Time Period3 Months [change]
DirectionMoves Together 
StrengthSignificant
Accuracy99.2%
ValuesDaily Returns

China Resources Beer  vs.  Hesai Group American

 Performance 
       Timeline  
China Resources Beer 

Risk-Adjusted Performance

5 of 100

 
Weak
 
Strong
Modest
Compared to the overall equity markets, risk-adjusted returns on investments in China Resources Beer are ranked lower than 5 (%) of all global equities and portfolios over the last 90 days. Despite nearly weak forward-looking signals, China Resources reported solid returns over the last few months and may actually be approaching a breakup point.
Hesai Group American 

Risk-Adjusted Performance

19 of 100

 
Weak
 
Strong
Solid
Compared to the overall equity markets, risk-adjusted returns on investments in Hesai Group American are ranked lower than 19 (%) of all global equities and portfolios over the last 90 days. Despite fairly unfluctuating basic indicators, Hesai Group demonstrated solid returns over the last few months and may actually be approaching a breakup point.

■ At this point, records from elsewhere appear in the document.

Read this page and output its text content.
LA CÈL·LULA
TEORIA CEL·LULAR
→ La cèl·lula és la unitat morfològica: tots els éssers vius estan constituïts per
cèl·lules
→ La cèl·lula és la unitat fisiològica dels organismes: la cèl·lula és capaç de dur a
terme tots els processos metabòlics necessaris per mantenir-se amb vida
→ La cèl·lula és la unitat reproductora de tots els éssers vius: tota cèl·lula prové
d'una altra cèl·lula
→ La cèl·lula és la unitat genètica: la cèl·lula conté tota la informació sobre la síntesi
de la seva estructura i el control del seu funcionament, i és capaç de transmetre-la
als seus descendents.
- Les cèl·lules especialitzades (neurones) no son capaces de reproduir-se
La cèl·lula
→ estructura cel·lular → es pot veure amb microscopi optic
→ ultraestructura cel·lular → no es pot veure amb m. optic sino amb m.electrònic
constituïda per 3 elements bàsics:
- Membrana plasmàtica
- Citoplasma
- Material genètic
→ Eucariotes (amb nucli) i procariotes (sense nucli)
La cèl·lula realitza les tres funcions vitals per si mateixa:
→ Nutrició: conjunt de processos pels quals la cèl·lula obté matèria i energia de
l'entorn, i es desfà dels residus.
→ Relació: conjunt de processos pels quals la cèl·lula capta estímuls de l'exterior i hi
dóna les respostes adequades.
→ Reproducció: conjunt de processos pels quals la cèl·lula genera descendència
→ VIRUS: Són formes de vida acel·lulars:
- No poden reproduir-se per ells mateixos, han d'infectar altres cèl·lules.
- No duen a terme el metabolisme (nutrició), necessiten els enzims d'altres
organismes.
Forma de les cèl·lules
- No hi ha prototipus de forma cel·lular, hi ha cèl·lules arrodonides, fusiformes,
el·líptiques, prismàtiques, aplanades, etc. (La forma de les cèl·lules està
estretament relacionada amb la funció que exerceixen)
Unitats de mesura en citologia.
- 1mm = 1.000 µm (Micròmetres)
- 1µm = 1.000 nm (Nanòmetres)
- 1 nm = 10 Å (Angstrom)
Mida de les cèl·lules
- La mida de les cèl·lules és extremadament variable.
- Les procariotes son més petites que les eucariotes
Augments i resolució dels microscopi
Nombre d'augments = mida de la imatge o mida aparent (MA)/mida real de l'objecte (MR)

China Resources and Hesai Group Volatility Contrast

   Predicted Return Density   
       Returns  

Pair Trading with China Resources and Hesai Group

The main advantage of trading using opposite China Resources and Hesai Group positions is that it hedges away some unsystematic risk. Because of two separate transactions, even if China Resources position performs unexpectedly, Hesai Group can make up some of the losses. Pair trading also minimizes risk from directional movements in the market. For example, if an entire industry or sector drops because of unexpected headlines, the short position in Hesai Group will offset losses from the drop in Hesai Group's long position.
The idea behind China Resources Beer and Hesai Group American pairs trading is to make the combined position market-neutral, meaning the overall market's direction will not affect its win or loss (or potential downside or upside). This can be achieved by designing a pairs trade with two highly correlated stocks or equities that operate in a similar space or sector, making it possible to obtain profits through simple and relatively low-risk investment.
Check out your portfolio center.
Note that this page's information should be used as a complementary analysis to find the right mix of equity instruments to add to your existing portfolios or create a brand new portfolio. You can also try the AI Portfolio Architect module to use AI to generate optimal portfolios and find profitable investment opportunities.